While it is true that water is one of the elements that can sustain life here on Earth, it’s not only us human beings who need water to survive. Parasites and bacteria also thrive in water. Some of the most illness-causing microscopic parasites like Cryptosporidium and Giardia love to stay in the dirty water.
Since they are very small and almost cannot be seen by the naked eye, you would have a hard time telling if they are present in the water that you are about to drink. For this reason, it is not safe to drink from just any source of water without determining or confirmation that the water is indeed clean.

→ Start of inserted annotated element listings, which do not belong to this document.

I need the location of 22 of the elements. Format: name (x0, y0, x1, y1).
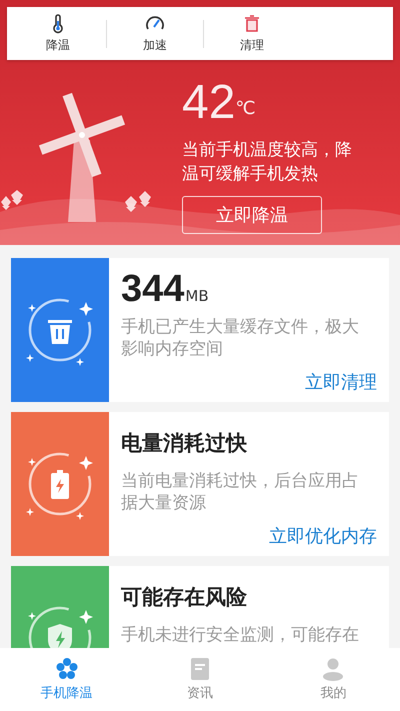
card-description: 当前电量消耗过快，后台应用占据大量资源 (121, 470, 360, 514)
card-description: 手机已产生大量缓存文件，极大影响内存空间 (121, 316, 360, 360)
card-title: 电量消耗过快 (121, 430, 248, 457)
cache-unit: MB (185, 287, 209, 305)
card-action-link[interactable]: 立即优化内存 (269, 524, 377, 548)
tab-bar-item[interactable]: 手机降温 (0, 648, 134, 711)
flower-icon (54, 657, 79, 681)
tab-bar-item[interactable]: 我的 (266, 648, 400, 711)
user-icon (321, 657, 346, 681)
toolbar-button[interactable]: 降温 (13, 10, 103, 58)
temperature-message: 当前手机温度较高，降温可缓解手机发热 (182, 139, 353, 186)
card-action-link[interactable]: 立即清理 (305, 370, 377, 394)
toolbar-button[interactable]: 加速 (110, 10, 200, 58)
trash-icon (242, 14, 262, 34)
tab-bar-item[interactable]: 资讯 (133, 648, 267, 711)
card-description: 手机未进行安全监测，可能存在 (121, 624, 360, 646)
card-title: 可能存在风险 (121, 584, 248, 611)
temperature-unit: ℃ (235, 98, 256, 119)
cache-size: 344 (121, 268, 184, 311)
temperature-value: 42 (182, 78, 236, 128)
cool-down-button[interactable]: 立即降温 (182, 196, 322, 234)
toolbar-button[interactable]: 清理 (207, 10, 297, 58)
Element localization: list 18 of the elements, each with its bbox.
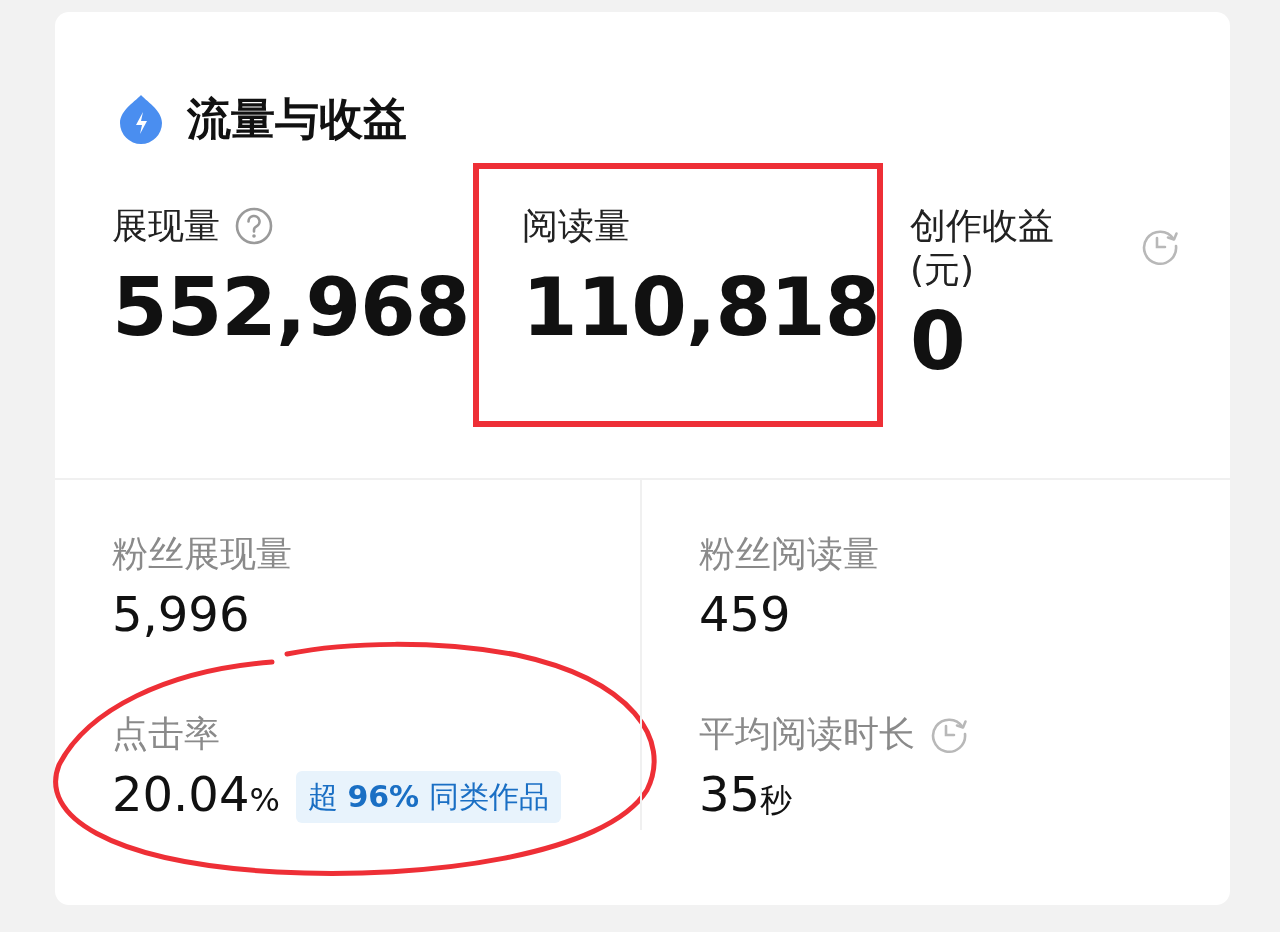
lightning-drop-icon bbox=[117, 94, 165, 144]
stat-value: 20.04% bbox=[112, 765, 280, 824]
stat-value: 5,996 bbox=[112, 585, 250, 644]
stat-label: 点击率 bbox=[112, 712, 220, 756]
stat-value: 0 bbox=[910, 294, 966, 390]
stat-label: 粉丝阅读量 bbox=[699, 532, 879, 576]
stat-value: 110,818 bbox=[522, 260, 881, 356]
stat-label: 阅读量 bbox=[522, 204, 630, 248]
stat-label: 粉丝展现量 bbox=[112, 532, 292, 576]
comparison-badge: 超 96% 同类作品 bbox=[295, 771, 561, 823]
stat-value: 552,968 bbox=[112, 260, 471, 356]
help-icon bbox=[234, 206, 274, 246]
stat-value: 35秒 bbox=[699, 765, 793, 824]
stat-label: 平均阅读时长 bbox=[699, 712, 915, 756]
stat-label: 展现量 bbox=[112, 204, 220, 248]
stat-value: 459 bbox=[699, 585, 791, 644]
section-title: 流量与收益 bbox=[187, 92, 407, 146]
stat-label: 创作收益(元) bbox=[910, 204, 1055, 292]
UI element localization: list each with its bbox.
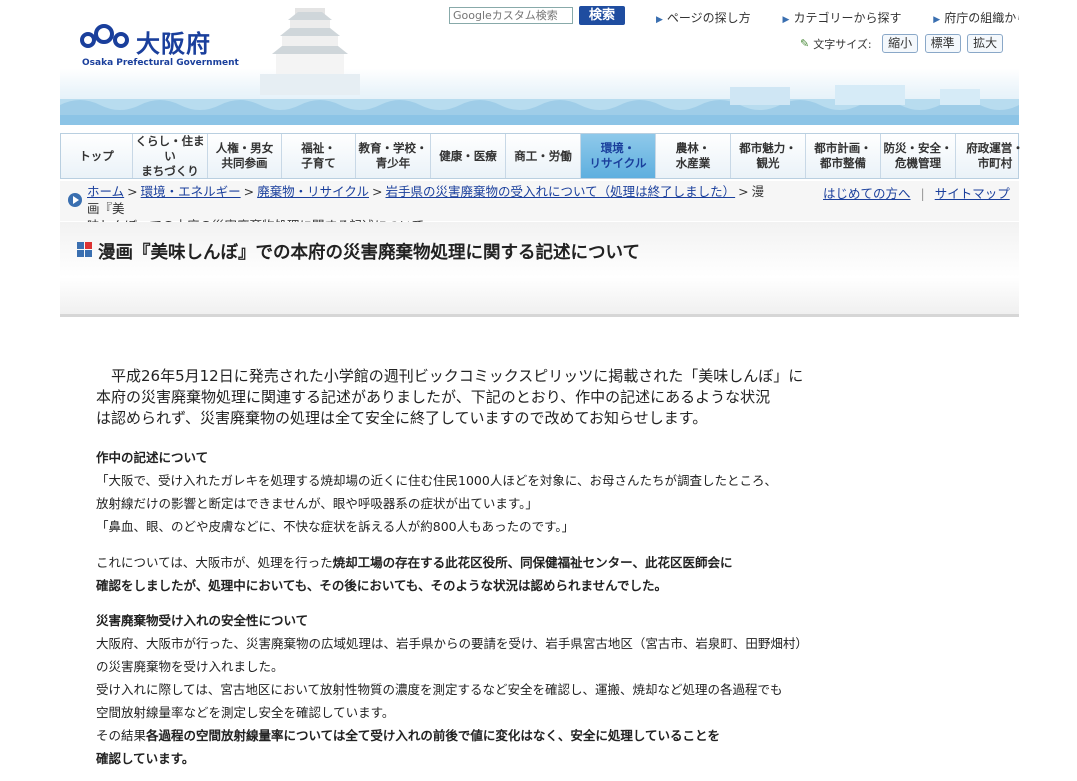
nav-commerce[interactable]: 商工・労働 [506, 134, 581, 178]
nav-education[interactable]: 教育・学校・ 青少年 [356, 134, 431, 178]
section-heading: 作中の記述について [96, 450, 209, 465]
nav-top[interactable]: トップ [61, 134, 133, 178]
quote-line: 「鼻血、眼、のどや皮膚などに、不快な症状を訴える人が約800人もあったのです。」 [96, 519, 575, 534]
title-band: 漫画『美味しんぼ』での本府の災害廃棄物処理に関する記述について [60, 222, 1019, 317]
nav-environment[interactable]: 環境・ リサイクル [581, 134, 656, 178]
font-size-standard-button[interactable]: 標準 [924, 34, 961, 53]
skyline-illustration [60, 85, 1019, 125]
breadcrumb-waste[interactable]: 廃棄物・リサイクル [257, 184, 369, 199]
section-depiction: 作中の記述について 「大阪で、受け入れたガレキを処理する焼却場の近くに住む住民1… [96, 446, 876, 538]
nav-health[interactable]: 健康・医療 [431, 134, 506, 178]
safety-line: の災害廃棄物を受け入れました。 [96, 659, 284, 674]
intro-line: 本府の災害廃棄物処理に関連する記述がありましたが、下記のとおり、作中の記述にある… [96, 388, 771, 406]
search-input[interactable] [449, 7, 573, 24]
logo-text: 大阪府 [136, 30, 211, 58]
font-size-control: ✎ 文字サイズ: 縮小 標準 拡大 [800, 34, 1004, 53]
quote-line: 放射線だけの影響と断定はできませんが、眼や呼吸器系の症状が出ています。」 [96, 496, 538, 511]
breadcrumb-arrow-icon [68, 193, 82, 207]
breadcrumb-sep-icon: > [127, 184, 138, 199]
breadcrumb-sep-icon: > [243, 184, 255, 199]
pen-icon: ✎ [800, 37, 810, 50]
breadcrumb-sep-icon: > [738, 184, 749, 199]
font-size-large-button[interactable]: 拡大 [967, 34, 1004, 53]
osaka-logo-icon [80, 24, 129, 48]
intro-line: 平成26年5月12日に発売された小学館の週刊ビックコミックスピリッツに掲載された… [96, 367, 804, 385]
breadcrumb-sep-icon: > [372, 184, 383, 199]
link-category[interactable]: ▶ カテゴリーから探す [783, 11, 916, 25]
site-header: 大阪府 Osaka Prefectural Government 検索 ▶ページ… [60, 0, 1019, 125]
quote-line: 「大阪で、受け入れたガレキを処理する焼却場の近くに住む住民1000人ほどを対象に… [96, 473, 777, 488]
link-sitemap[interactable]: サイトマップ [935, 186, 1010, 201]
nav-disaster[interactable]: 防災・安全・ 危機管理 [881, 134, 956, 178]
utility-links: はじめての方へ | サイトマップ [823, 183, 1010, 202]
top-links: ▶ページの探し方 ▶カテゴリーから探す ▶府庁の組織から探す [656, 9, 1019, 26]
font-size-small-button[interactable]: 縮小 [882, 34, 919, 53]
response-line: これについては、大阪市が、処理を行った焼却工場の存在する此花区役所、同保健福祉セ… [96, 555, 733, 570]
nav-administration[interactable]: 府政運営・ 市町村 [956, 134, 1034, 178]
global-nav: トップ くらし・住まい まちづくり 人権・男女 共同参画 福祉・ 子育て 教育・… [60, 133, 1024, 179]
safety-line: 空間放射線量率などを測定し安全を確認しています。 [96, 705, 395, 720]
link-beginners[interactable]: はじめての方へ [823, 186, 911, 201]
arrow-icon: ▶ [656, 15, 663, 25]
nav-tourism[interactable]: 都市魅力・ 観光 [731, 134, 806, 178]
font-size-label: 文字サイズ: [813, 37, 872, 51]
breadcrumb: ホーム > 環境・エネルギー > 廃棄物・リサイクル > 岩手県の災害廃棄物の受入れについて… [60, 181, 1019, 233]
nav-urban-planning[interactable]: 都市計画・ 都市整備 [806, 134, 881, 178]
link-find-page[interactable]: ▶ ページの探し方 [656, 11, 765, 25]
nav-living[interactable]: くらし・住まい まちづくり [133, 134, 208, 178]
breadcrumb-iwate[interactable]: 岩手県の災害廃棄物の受入れについて（処理は終了しました） [386, 184, 736, 199]
intro-line: は認められず、災害廃棄物の処理は全て安全に終了していますので改めてお知らせします… [96, 409, 708, 427]
safety-line: 受け入れに際しては、宮古地区において放射性物質の濃度を測定するなど安全を確認し、… [96, 682, 783, 697]
breadcrumb-environment[interactable]: 環境・エネルギー [141, 184, 241, 199]
search-button[interactable]: 検索 [579, 6, 625, 25]
nav-welfare[interactable]: 福祉・ 子育て [282, 134, 356, 178]
breadcrumb-home[interactable]: ホーム [87, 184, 124, 199]
arrow-icon: ▶ [933, 15, 941, 25]
section-safety: 災害廃棄物受け入れの安全性について 大阪府、大阪市が行った、災害廃棄物の広域処理… [96, 609, 876, 770]
page: 大阪府 Osaka Prefectural Government 検索 ▶ページ… [60, 0, 1024, 781]
divider: | [920, 186, 925, 201]
page-title: 漫画『美味しんぼ』での本府の災害廃棄物処理に関する記述について [98, 243, 640, 263]
link-organization[interactable]: ▶府庁の組織から探す [933, 11, 1019, 25]
safety-line: その結果各過程の空間放射線量率については全て受け入れの前後で値に変化はなく、安全… [96, 728, 721, 743]
section-response: これについては、大阪市が、処理を行った焼却工場の存在する此花区役所、同保健福祉セ… [96, 551, 876, 597]
response-line: 確認をしましたが、処理中においても、その後においても、そのような状況は認められま… [96, 578, 668, 593]
intro-paragraph: 平成26年5月12日に発売された小学館の週刊ビックコミックスピリッツに掲載された… [96, 366, 856, 429]
nav-agriculture[interactable]: 農林・ 水産業 [656, 134, 731, 178]
logo-subtitle: Osaka Prefectural Government [82, 58, 239, 68]
castle-illustration [260, 8, 360, 95]
safety-line: 大阪府、大阪市が行った、災害廃棄物の広域処理は、岩手県からの要請を受け、岩手県宮… [96, 636, 808, 651]
section-heading: 災害廃棄物受け入れの安全性について [96, 613, 309, 628]
title-bullet-icon [77, 242, 93, 258]
nav-human-rights[interactable]: 人権・男女 共同参画 [208, 134, 282, 178]
safety-line: 確認しています。 [96, 751, 195, 766]
arrow-icon: ▶ [782, 15, 790, 25]
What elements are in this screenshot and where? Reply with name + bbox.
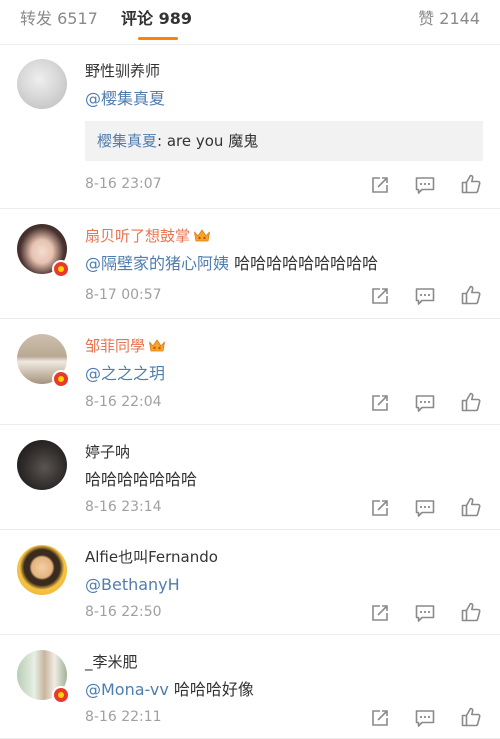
repost-button[interactable] <box>369 602 391 624</box>
active-tab-indicator <box>138 37 178 40</box>
comment-timestamp: 8-16 22:04 <box>85 394 162 410</box>
repost-button[interactable] <box>369 497 391 519</box>
repost-button[interactable] <box>369 174 391 196</box>
comment-item: 婷子呐 哈哈哈哈哈哈哈 8-16 23:14 <box>0 425 500 530</box>
quoted-reply[interactable]: 樱集真夏: are you 魔鬼 <box>85 121 483 161</box>
thumbs-up-icon <box>461 392 481 412</box>
comment-text: @隔壁家的猪心阿姨 哈哈哈哈哈哈哈哈哈 <box>85 253 378 275</box>
tab-likes-label: 赞 <box>418 9 435 28</box>
comment-tab-bar: 转发 6517 评论 989 赞 2144 <box>0 0 500 45</box>
avatar[interactable] <box>17 440 67 490</box>
like-button[interactable] <box>460 173 482 195</box>
quoted-reply-user[interactable]: 樱集真夏 <box>97 132 157 150</box>
verified-badge-icon <box>52 370 70 388</box>
verified-badge-icon <box>52 260 70 278</box>
thumbs-up-icon <box>461 174 481 194</box>
comment-list: 野性驯养师 @樱集真夏 樱集真夏: are you 魔鬼 8-16 23:07 … <box>0 44 500 739</box>
tab-reposts-count: 6517 <box>57 9 98 28</box>
tab-comments[interactable]: 评论 989 <box>121 7 192 31</box>
comment-icon <box>415 605 435 622</box>
comment-username[interactable]: 邹菲同學 <box>85 336 166 356</box>
reply-button[interactable] <box>414 392 436 414</box>
thumbs-up-icon <box>461 497 481 517</box>
like-button[interactable] <box>460 601 482 623</box>
share-icon <box>372 710 388 726</box>
avatar[interactable] <box>17 59 67 109</box>
like-button[interactable] <box>460 706 482 728</box>
comment-body: 哈哈哈哈哈哈哈哈哈 <box>229 254 379 273</box>
thumbs-up-icon <box>461 285 481 305</box>
comment-mention[interactable]: @BethanyH <box>85 575 180 594</box>
comment-username[interactable]: _李米肥 <box>85 652 138 672</box>
comment-mention[interactable]: @Mona-vv <box>85 680 169 699</box>
tab-reposts[interactable]: 转发 6517 <box>20 7 98 31</box>
repost-button[interactable] <box>369 285 391 307</box>
repost-button[interactable] <box>369 707 391 729</box>
tab-likes[interactable]: 赞 2144 <box>418 7 480 31</box>
comment-username[interactable]: 婷子呐 <box>85 442 130 462</box>
comment-body: 哈哈哈哈哈哈哈 <box>85 470 198 489</box>
avatar[interactable] <box>17 545 67 595</box>
comment-mention[interactable]: @樱集真夏 <box>85 89 165 108</box>
thumbs-up-icon <box>461 602 481 622</box>
comment-username[interactable]: 扇贝听了想鼓掌 <box>85 226 211 246</box>
comment-text: @樱集真夏 <box>85 88 165 110</box>
reply-button[interactable] <box>414 602 436 624</box>
tab-comments-count: 989 <box>158 9 192 28</box>
comment-username-text: 扇贝听了想鼓掌 <box>85 227 191 245</box>
comment-text: @之之之玥 <box>85 363 165 385</box>
share-icon <box>372 395 388 411</box>
tab-reposts-label: 转发 <box>20 9 53 28</box>
comment-timestamp: 8-17 00:57 <box>85 287 162 303</box>
quoted-reply-text: : are you 魔鬼 <box>157 132 259 150</box>
like-button[interactable] <box>460 391 482 413</box>
comment-text: @Mona-vv 哈哈哈好像 <box>85 679 254 701</box>
comment-mention[interactable]: @之之之玥 <box>85 364 165 383</box>
tab-likes-count: 2144 <box>439 9 480 28</box>
comment-item: Alfie也叫Fernando @BethanyH 8-16 22:50 <box>0 530 500 635</box>
tab-comments-label: 评论 <box>121 9 154 28</box>
comment-mention[interactable]: @隔壁家的猪心阿姨 <box>85 254 229 273</box>
comment-item: 扇贝听了想鼓掌 @隔壁家的猪心阿姨 哈哈哈哈哈哈哈哈哈 8-17 00:57 <box>0 209 500 319</box>
comment-timestamp: 8-16 22:11 <box>85 709 162 725</box>
comment-text: 哈哈哈哈哈哈哈 <box>85 469 197 491</box>
reply-button[interactable] <box>414 285 436 307</box>
like-button[interactable] <box>460 284 482 306</box>
comment-username-text: 邹菲同學 <box>85 337 146 355</box>
thumbs-up-icon <box>461 707 481 727</box>
comment-item: 野性驯养师 @樱集真夏 樱集真夏: are you 魔鬼 8-16 23:07 <box>0 44 500 209</box>
comment-icon <box>415 395 435 412</box>
reply-button[interactable] <box>414 707 436 729</box>
share-icon <box>372 177 388 193</box>
comment-username[interactable]: Alfie也叫Fernando <box>85 547 218 567</box>
comment-body: 哈哈哈好像 <box>168 680 254 699</box>
vip-crown-icon <box>194 229 210 242</box>
comment-icon <box>415 288 435 305</box>
share-icon <box>372 500 388 516</box>
comment-icon <box>415 710 435 727</box>
comment-username[interactable]: 野性驯养师 <box>85 61 160 81</box>
verified-badge-icon <box>52 686 70 704</box>
share-icon <box>372 288 388 304</box>
comment-text: @BethanyH <box>85 574 180 596</box>
comment-icon <box>415 500 435 517</box>
vip-crown-icon <box>149 339 165 352</box>
comment-icon <box>415 177 435 194</box>
like-button[interactable] <box>460 496 482 518</box>
share-icon <box>372 605 388 621</box>
repost-button[interactable] <box>369 392 391 414</box>
reply-button[interactable] <box>414 174 436 196</box>
comment-timestamp: 8-16 22:50 <box>85 604 162 620</box>
reply-button[interactable] <box>414 497 436 519</box>
comment-item: _李米肥 @Mona-vv 哈哈哈好像 8-16 22:11 <box>0 635 500 739</box>
comment-timestamp: 8-16 23:07 <box>85 176 162 192</box>
comment-timestamp: 8-16 23:14 <box>85 499 162 515</box>
comment-item: 邹菲同學 @之之之玥 8-16 22:04 <box>0 319 500 425</box>
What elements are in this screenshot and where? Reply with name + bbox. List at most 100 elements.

Ever since hiking water filters were invented, hikers are wondering if this product can eliminate the microscopic parasites which were mentioned earlier. The answer is that it depends upon the size of the holes of the filter. Giardia and Cryptosporidium are usually 1-15 microns small. In order for them to be filtered out, the size of the filter must be at least 0.2 microns. The smaller the holes of the filter are the better. Water filters must use glass fibers or ceramic technology to be considered as good quality.
Oftentimes, ceramic hiking water filters have a 0.2-micron pore size. On the other hand, filters that use glass fibers have 0.3-micron pores. If you purchase a filter that has dimensions like these, you can be sure that it will be able to remove both protozoa and bacteria in the water.
Don’t forget to assess the dimensions and statistics of the product first before purchasing one. Always remember that the pore size of your water filter must always be 0.2 microns to make sure that the water that it gives you is both parasite and bacteria-free. Having a good filter could be one of the best pieces of camping gear you could own.